Harrington and his team set out to determine the point at which a child's weight gain becomes unhealthy and leads to overweight.
"We backtracked and said, 'When did this weight first happen?'" says Harrington. "Since the age of 3 or 4 months, these children were overweight as babies...they had normal growth but their weights were averaging well above their heights."
By identifying when the weight gain first develops, Harrington believes pediatricians will be able to intervene early to change poor eating habits in babies and toddlers on track to becoming overweight.
But the study doesn't change the old adage that a chubby baby is still a healthy baby, especially since babies need extra fat for brain, eye, and nerve development. But Harrington argues that babies need less fat in their diets than was once thought.
"Parents feel the need to feed the child; feed them, feed them, feed them" says Harrington. "But they're not watching what the child is doing."
The key for parents is to pay attention to simple cues to ensure that they're not overfeeding their baby. For example, when a baby stops suckling while being breastfed or pulls his face away from his bottle, he may be too full to want more formula even if he's had only half of his usual serving.

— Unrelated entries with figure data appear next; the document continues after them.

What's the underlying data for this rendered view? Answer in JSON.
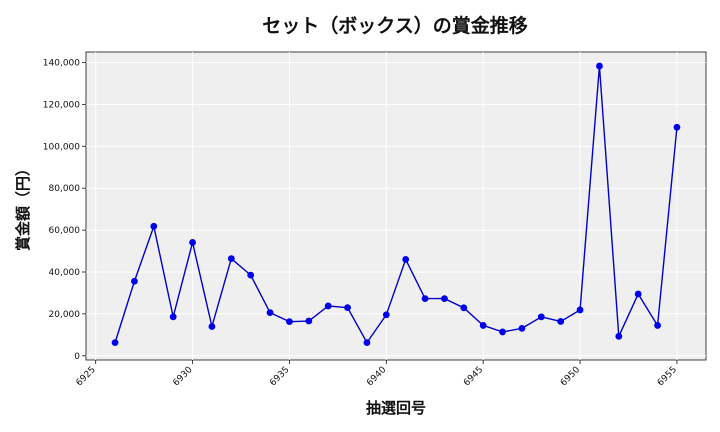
{
  "chart_data": {
    "type": "line",
    "title": "セット（ボックス）の賞金推移",
    "xlabel": "抽選回号",
    "ylabel": "賞金額（円）",
    "xlim": [
      6924.5,
      6956.5
    ],
    "ylim": [
      -2000,
      145000
    ],
    "x_ticks": [
      6925,
      6930,
      6935,
      6940,
      6945,
      6950,
      6955
    ],
    "x_tick_labels": [
      "6925",
      "6930",
      "6935",
      "6940",
      "6945",
      "6950",
      "6955"
    ],
    "y_ticks": [
      0,
      20000,
      40000,
      60000,
      80000,
      100000,
      120000,
      140000
    ],
    "y_tick_labels": [
      "0",
      "20,000",
      "40,000",
      "60,000",
      "80,000",
      "100,000",
      "120,000",
      "140,000"
    ],
    "grid": true,
    "colors": {
      "line": "#0000cc",
      "marker": "#0000ee",
      "plot_bg": "#efefef",
      "grid": "#ffffff"
    },
    "series": [
      {
        "x": [
          6926,
          6927,
          6928,
          6929,
          6930,
          6931,
          6932,
          6933,
          6934,
          6935,
          6936,
          6937,
          6938,
          6939,
          6940,
          6941,
          6942,
          6943,
          6944,
          6945,
          6946,
          6947,
          6948,
          6949,
          6950,
          6951,
          6952,
          6953,
          6954,
          6955
        ],
        "values": [
          6300,
          35600,
          61800,
          18600,
          54100,
          14000,
          46400,
          38500,
          20600,
          16300,
          16600,
          23800,
          23000,
          6300,
          19600,
          46000,
          27300,
          27300,
          22900,
          14500,
          11400,
          13100,
          18600,
          16400,
          21900,
          138300,
          9300,
          29500,
          14500,
          109100
        ]
      }
    ]
  }
}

Another cue is to watch how frequently your baby drools while feeding. Drooling from the side of his mouth could signal he's eaten enough.
"Your baby can control their eating habits" says Harrington. "And if you allow them to do that, they can control what they take in."
Harrington suggests a feeding schedule of 2 to 3 ounces per feeding during the first few weeks of your baby's life. That should increase to 5 to 6 ounces per feeding by your baby's 6-month mark. But he also cautions that all parents should consult with their peditrician about any concerns they have about feeding practices or their baby's weight.
Do you worry about your baby's weight? How often are you feeding your child?